From baseline through the 12-month assessment, chamber-related adverse events were reported by 19 of the 49 participants who were randomized (39%) (Supplementary Table 13). Three participants had adverse events related to study procedures other than the chamber sessions: a bruise after bumping into study equipment (n = 1), breach of confidentiality (n = 1), and syncopal episode during blood draw (n = 1). No serious adverse events were reported in this time frame. One participant with a pre-existing history of a mood disorder was discontinued in the multiplace sessions after reporting a worsening of symptoms during both the sham and intervention sessions, and subsequently withdrew from the study due to time/ inconvenience. One participant elected to discontinue chamber sessions due to concern of contracting SARS-CoV-2 in the clinic environment and confidentiality concerns but remained enrolled in the study.

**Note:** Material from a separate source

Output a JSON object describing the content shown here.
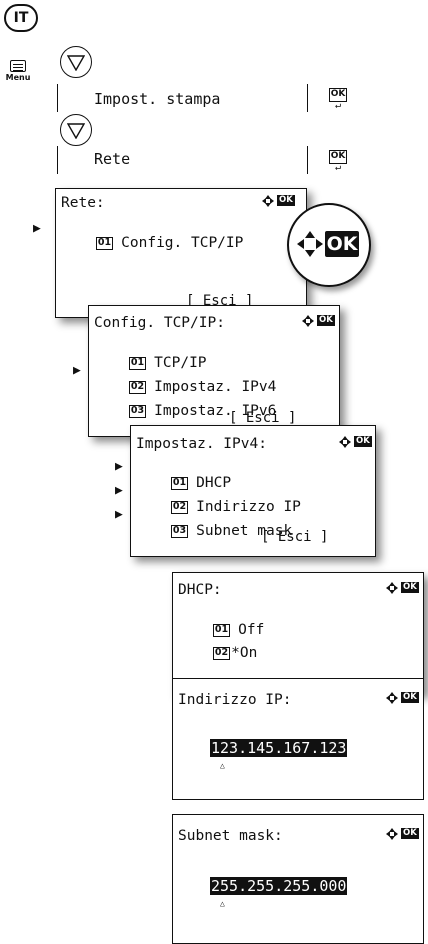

During study participation, 5 participants (2 HBO₂, 3 sham) reported one additional mild TBI. One additional HBO₂ participant reported 2 mild TBIs. The injuries were reported at the 13-week (1 HBO_2, 1 sham), 6-month (1 HBO₂), 9-month (1 sham), 12-month (2 HBO₂), and 36-month (1 sham) assessments. Two sham group participants reported a symptomatic head deceleration event not meeting mild TBI criteria (1 at 12 and 24 months, 1 at 36 months), and 1 HBO₂ group participant reported such an event at the 6-month assessment, followed by negative health effects from environmental toxins at the 9-month assessment. Four participants reported unresolved sequelae of a COVID-19 infection⁶⁷ at the 9-month (1 HBO₂, increased dizziness and microsmia), 12-month (1 HBO₂, cardiovascular and autonomic abnormalities, myalgia, and cognitive difficulties) and 36-month assessments (2 sham, microsmia, arthralgias/myalgias, fatigue, headaches, dizziness and nausea, and cognitive difficulties). When controlling for randomization group, experiencing additional brain injuries through the 12-month assessments did not influence patient-reported change score on the NSI from baseline to 12 months (estimate − 1.7, 95% CI [-10.3, 6.9], p = 0.69).

Protocol adherence

Participants who did not complete all 80 chamber sessions fell into two categories: Those who withdrew altogether (4 HBO₂, 15%; 5 sham, 24%) and those who remained enrolled in the study but did not complete all chamber sessions (1 HBO₂, 4%; 3 sham, 14%) (Fig. 2). All HBO₂ group participants who did not complete all 80 chamber sessions had a mild TBI as their qualifying injury and were employed at baseline. In comparison, sham group participants who did not complete all 80 chamber sessions had a more severe qualifying TBI (3 moderate, 2 severe) or CO poisoning (1) and half (4) were on disability.

Per-protocol analysis

See Supplementary Tables 14–15. The only difference between the intention-to-treat analyses and the per-protocol analyses were within the baseline to 9-month assessments. In the intention-to-treat analysis for this interval, the mean difference in the HBO₂ group was 8.4 (95% CI [4.5, 12.2], p < 0.001) and in the sham group was 4.2 (95% CI [0.6, 7.8], p = 0.02). The between-group mean difference at this timepoint was 4.2 (95% CI [-1.0, 9.4], p = 0.11). In the per-protocol analysis for this interval, the mean change score in the sham group was not statistically significant.

Qualitative results

Of 37 participants who completed the exit interview at 12 months, 34 (91.9%) participants endorsed ≥ 1 benefit from study participation, and 3 participants (all HBO₂) did not. The most frequently cited benefits were improvements to overall quality of life (72.7% HBO₂, 53.3% sham), cognition (54.5% HBO₂, 60% sham), and mood (45.5% HBO₂, 40% sham) (Supplementary Table 16).